Bei den Dax-Unternehmen werden in der zweiten Hälfte des Jahres 2025 und im Jahr 2026 Gewinnanstiege von 13 bis 15 Prozent erwartet, wie von Bloomberg Intelligence zusammengestellte Daten zeigen. Für die ersten sechs Monate des Jahres wird mit einem zweiprozentigen Rückgang gerechnet.
Im nächsten Jahr würde der Dax damit den von Analysten für den S&P 500 prognostizierten Anstieg des Gewinns je Aktie von 13,5 PRozent übertreffen. Das Wachstum wäre damit auch schneller als in jedem anderen europäischen Länderindex und würde den breiter gefassten europäischen Referenzindex Stoxx 600 übertreffen.
«Der deutsche Tiger erwacht», sagte Kevin Thozet, Mitglied des Anlageausschusses der Investment-Management-Boutique Carmignac, die ein Vermögen von rund 39 Milliarden Dollar (34 Milliarden Euro) verwaltet. «Ich hoffe, dass immer mehr Menschen sich der Tatsache bewusst werden, dass das durchschnittliche Gewinnwachstum deutscher Unternehmen im Jahr 2026 über dem der USA liegen dürfte.»

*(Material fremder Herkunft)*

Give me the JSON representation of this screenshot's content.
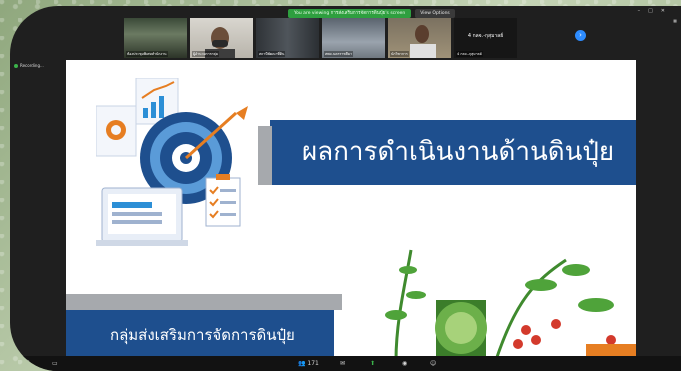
{
  "banner": {
    "viewing_text": "You are viewing การส่งเสริมการจัดการดินปุ๋ย's screen",
    "view_options": "View Options"
  },
  "participants": [
    {
      "name": "ห้องประชุมพิเศษสำนักงาน"
    },
    {
      "name": "ผู้อำนวยการกลุ่ม"
    },
    {
      "name": "สถานีพัฒนาที่ดิน"
    },
    {
      "name": "สพด.นครราชสีมา"
    },
    {
      "name": "นักวิชาการ"
    },
    {
      "name": "4 กลจ.-กุสุมาลย์",
      "label": "4 กลจ.-กุสุมาลย์"
    }
  ],
  "recording_label": "Recording...",
  "slide": {
    "title": "ผลการดำเนินงานด้านดินปุ๋ย",
    "subtitle": "กลุ่มส่งเสริมการจัดการดินปุ๋ย"
  },
  "toolbar": {
    "mic": "●",
    "video": "■",
    "participants_count": "171"
  },
  "colors": {
    "slide_accent": "#1e4f8e",
    "zoom_blue": "#2d8cff",
    "green": "#2e9f3f"
  }
}
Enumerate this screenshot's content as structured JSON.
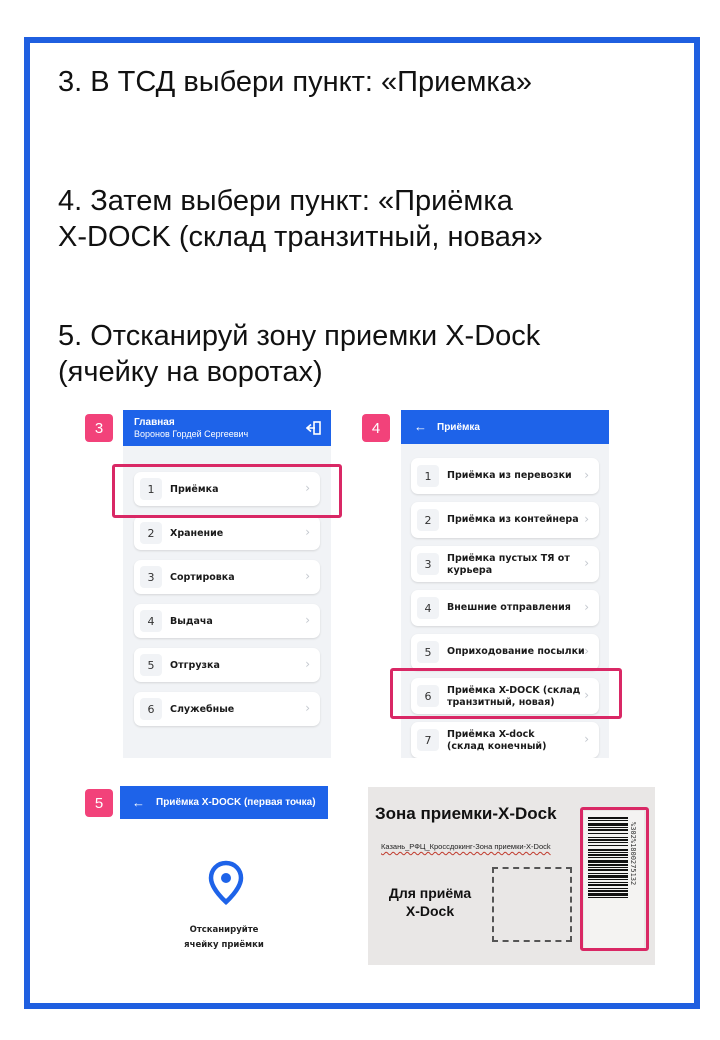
{
  "instructions": {
    "step3": "3. В ТСД выбери пункт: «Приемка»",
    "step4": [
      "4. Затем выбери пункт: «Приёмка",
      "X-DOCK (склад транзитный, новая»"
    ],
    "step5": [
      "5. Отсканируй зону приемки X-Dock",
      "(ячейку на воротах)"
    ]
  },
  "screen3": {
    "badge": "3",
    "title": "Главная",
    "user": "Воронов Гордей Сергеевич",
    "exit_icon": "logout-icon",
    "items": [
      {
        "num": "1",
        "label": "Приёмка"
      },
      {
        "num": "2",
        "label": "Хранение"
      },
      {
        "num": "3",
        "label": "Сортировка"
      },
      {
        "num": "4",
        "label": "Выдача"
      },
      {
        "num": "5",
        "label": "Отгрузка"
      },
      {
        "num": "6",
        "label": "Служебные"
      }
    ]
  },
  "screen4": {
    "badge": "4",
    "title": "Приёмка",
    "items": [
      {
        "num": "1",
        "label": "Приёмка из перевозки"
      },
      {
        "num": "2",
        "label": "Приёмка из контейнера"
      },
      {
        "num": "3",
        "label": [
          "Приёмка пустых ТЯ от",
          "курьера"
        ]
      },
      {
        "num": "4",
        "label": "Внешние отправления"
      },
      {
        "num": "5",
        "label": "Оприходование посылки"
      },
      {
        "num": "6",
        "label": [
          "Приёмка X-DOCK (склад",
          "транзитный, новая)"
        ]
      },
      {
        "num": "7",
        "label": [
          "Приёмка X-dock",
          "(склад конечный)"
        ]
      }
    ]
  },
  "screen5": {
    "badge": "5",
    "title": "Приёмка X-DOCK (первая точка)",
    "prompt": [
      "Отсканируйте",
      "ячейку приёмки"
    ],
    "icon": "location-pin-icon"
  },
  "zone_label": {
    "title": "Зона приемки-X-Dock",
    "subtitle": "Казань_РФЦ_Кроссдокинг-Зона приемки-X-Dock",
    "caption": [
      "Для приёма",
      "X-Dock"
    ],
    "barcode_text": "%302%1800275132"
  },
  "colors": {
    "frame_border": "#1f5fe0",
    "header_blue": "#1e63e9",
    "badge_pink": "#f2427a",
    "highlight": "#d92865"
  }
}
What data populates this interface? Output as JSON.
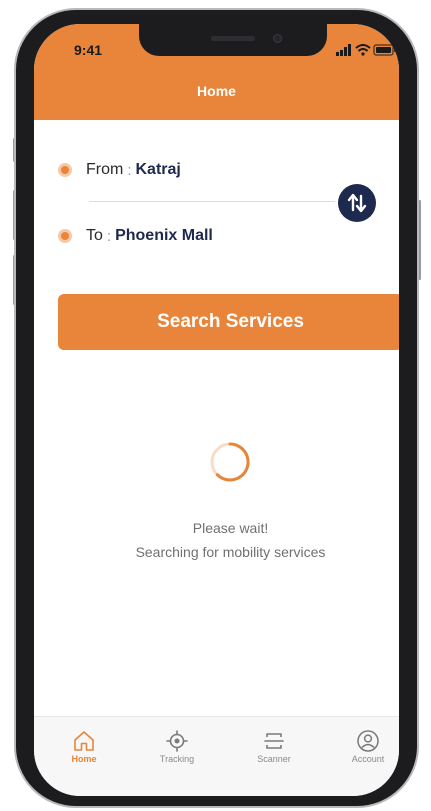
{
  "status_bar": {
    "time": "9:41"
  },
  "header": {
    "title": "Home"
  },
  "route": {
    "from_label": "From",
    "from_value": "Katraj",
    "to_label": "To",
    "to_value": "Phoenix Mall",
    "separator": ":"
  },
  "search_button": {
    "label": "Search Services"
  },
  "loading": {
    "line1": "Please wait!",
    "line2": "Searching for mobility services"
  },
  "tabs": [
    {
      "label": "Home",
      "icon": "home-icon",
      "active": true
    },
    {
      "label": "Tracking",
      "icon": "crosshair-icon",
      "active": false
    },
    {
      "label": "Scanner",
      "icon": "scanner-icon",
      "active": false
    },
    {
      "label": "Account",
      "icon": "user-icon",
      "active": false
    }
  ],
  "colors": {
    "accent": "#e8853a",
    "navy": "#1d2a4d",
    "muted_text": "#707070"
  }
}
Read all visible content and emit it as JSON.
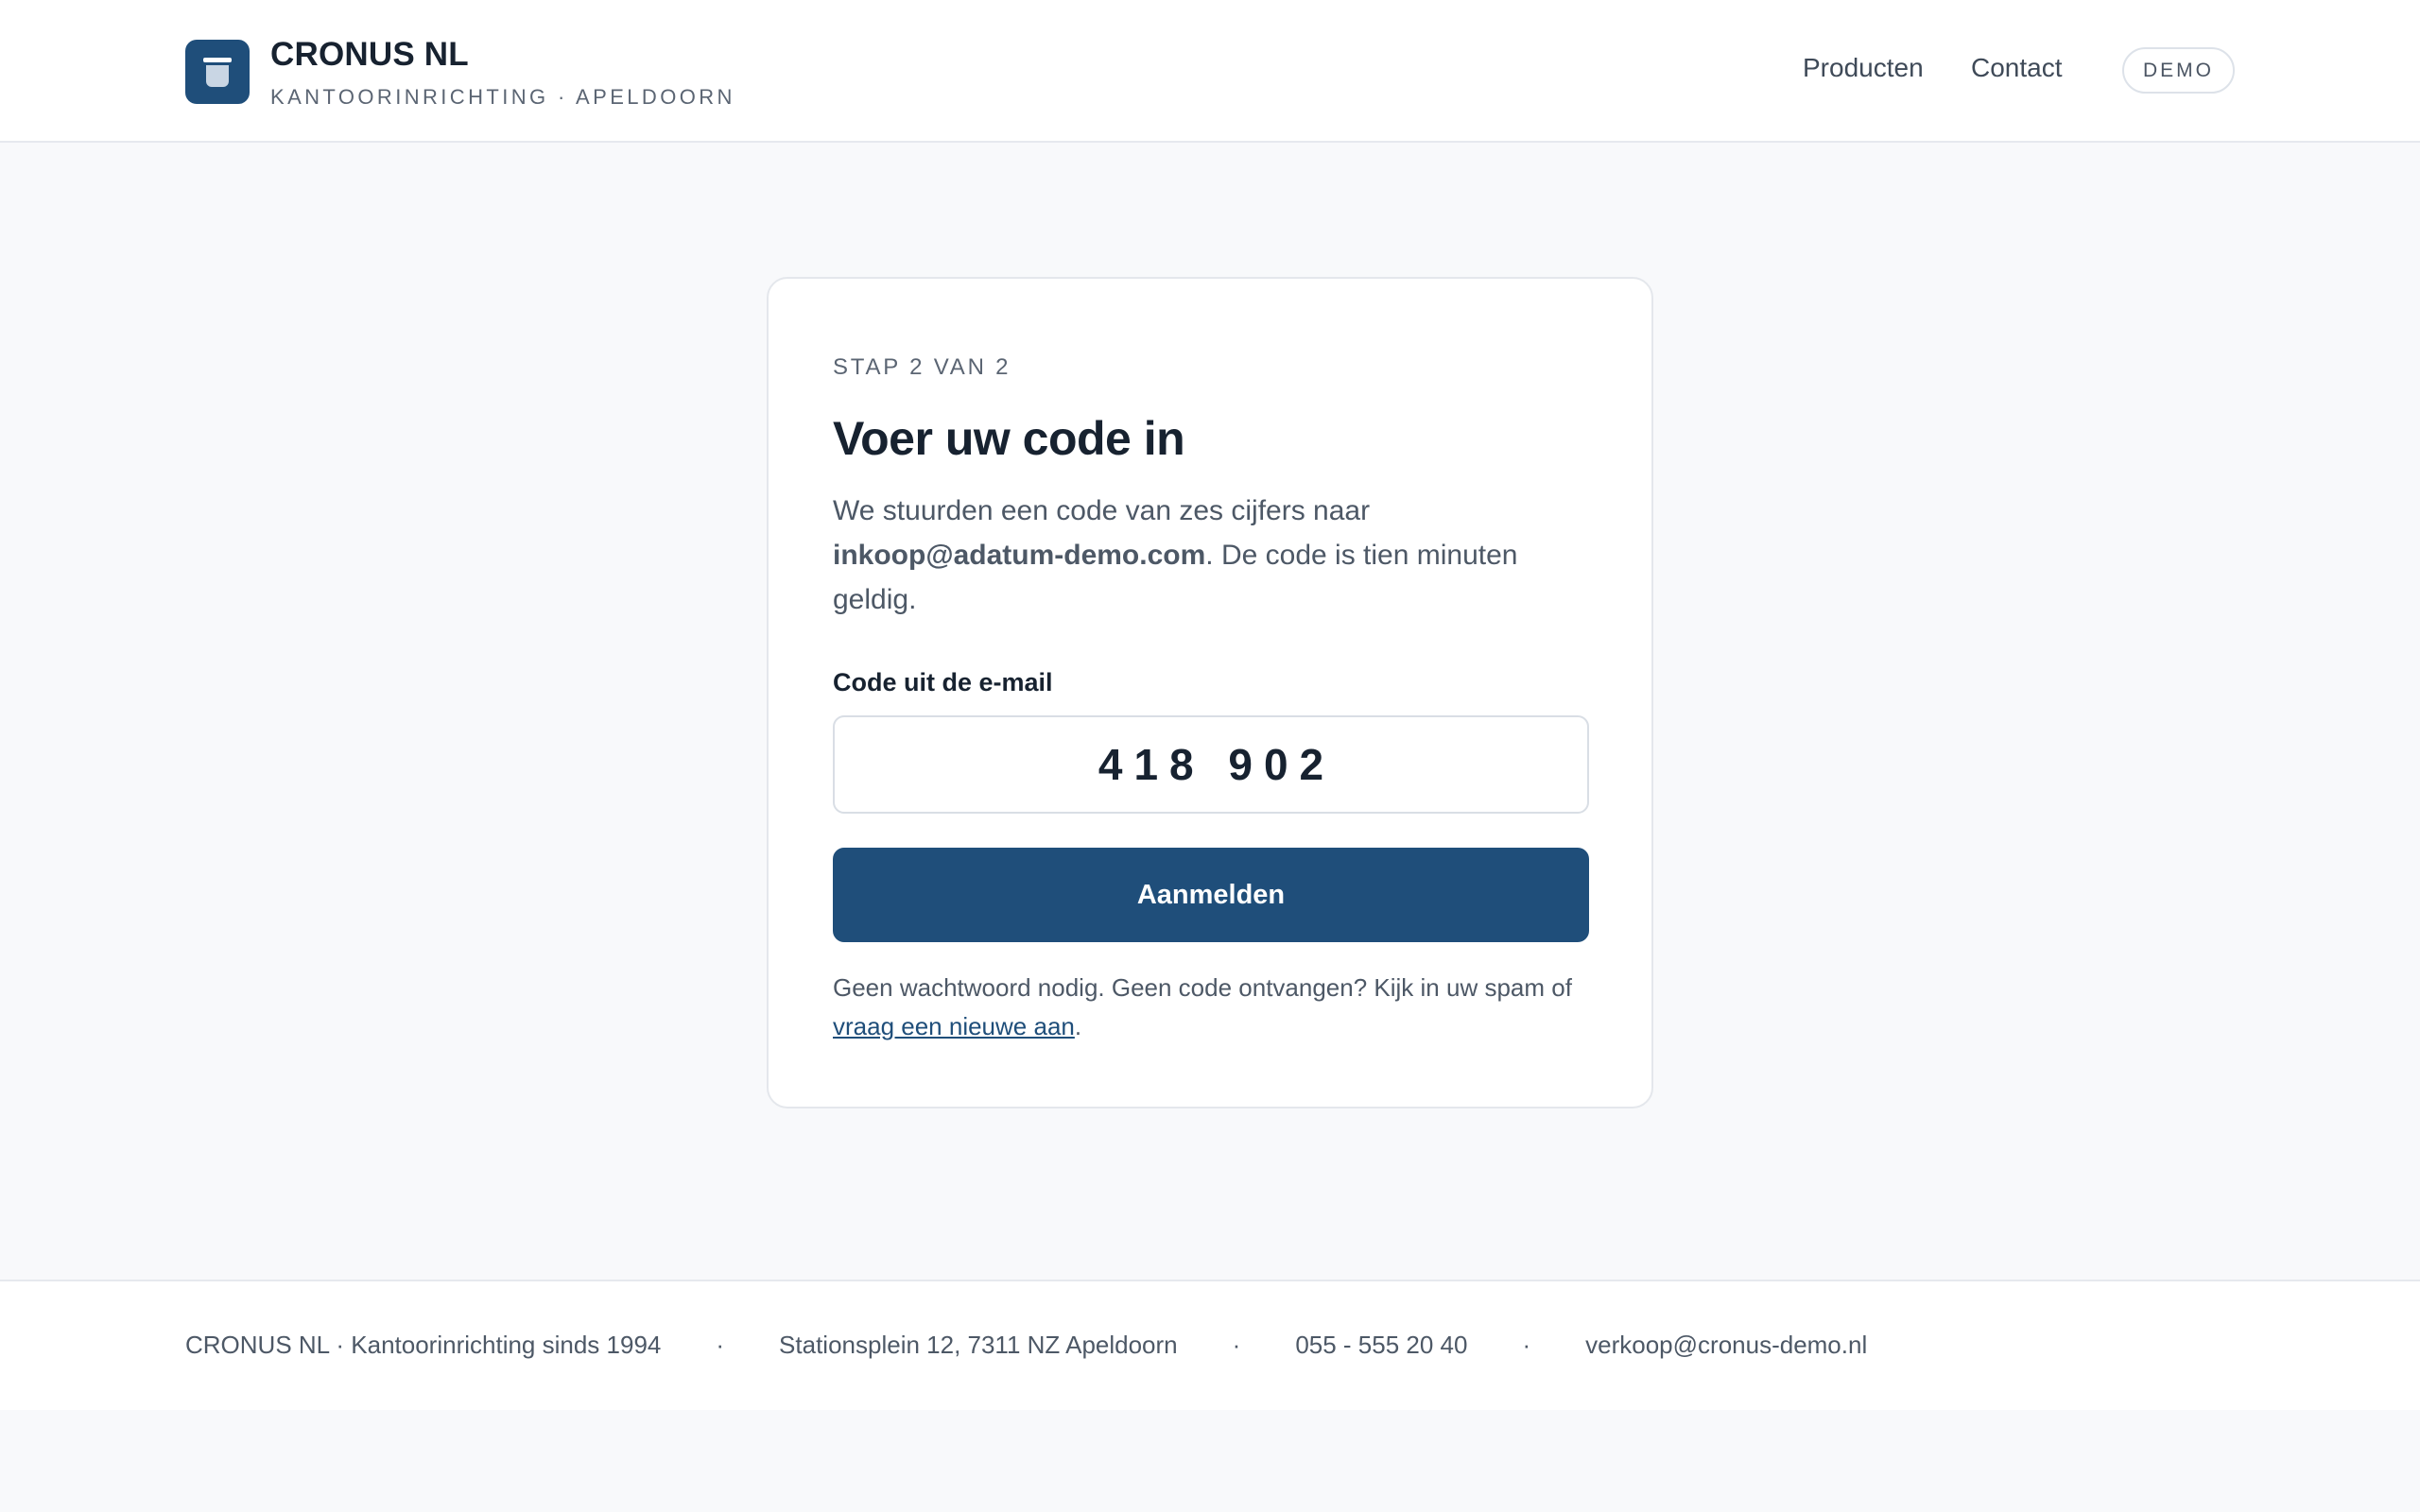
{
  "header": {
    "brand_name": "CRONUS NL",
    "brand_sub": "KANTOORINRICHTING · APELDOORN",
    "nav": [
      {
        "label": "Producten"
      },
      {
        "label": "Contact"
      }
    ],
    "badge": "DEMO"
  },
  "card": {
    "step": "STAP 2 VAN 2",
    "title": "Voer uw code in",
    "desc_prefix": "We stuurden een code van zes cijfers naar ",
    "desc_email": "inkoop@adatum-demo.com",
    "desc_suffix": ". De code is tien minuten geldig.",
    "field_label": "Code uit de e-mail",
    "code_value": "418 902",
    "submit_label": "Aanmelden",
    "help_prefix": "Geen wachtwoord nodig. Geen code ontvangen? Kijk in uw spam of ",
    "help_link": "vraag een nieuwe aan",
    "help_suffix": "."
  },
  "footer": {
    "items": [
      "CRONUS NL · Kantoorinrichting sinds 1994",
      "Stationsplein 12, 7311 NZ Apeldoorn",
      "055 - 555 20 40",
      "verkoop@cronus-demo.nl"
    ],
    "separator": "·"
  },
  "colors": {
    "brand": "#1f4e7a",
    "background": "#f8f9fb",
    "text": "#172230",
    "muted": "#4d5866"
  },
  "icons": {
    "logo": "trash-bin-icon"
  }
}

Der Optimismus spiegelt sich in der Aktienperformance wider. Deutsche Aktien sind zum bevorzugten Markt für Anleger geworden, die von einer wirtschaftlichen Erholung in Europa profitieren und ihre Portfolios ausserhalb der USA diversifizieren möchten. Amerikas Wirtschaft stellt die deutsche in ihrer Grösse zwar in den Schatten, Trumps Drohung mit den höchsten Zöllen seit einem Jahrhundert hat sie allerdings erschüttert. Die Sorge vor einer Stagflation nimmt zu und treibt die Anleger in günstigere internationale Märkte.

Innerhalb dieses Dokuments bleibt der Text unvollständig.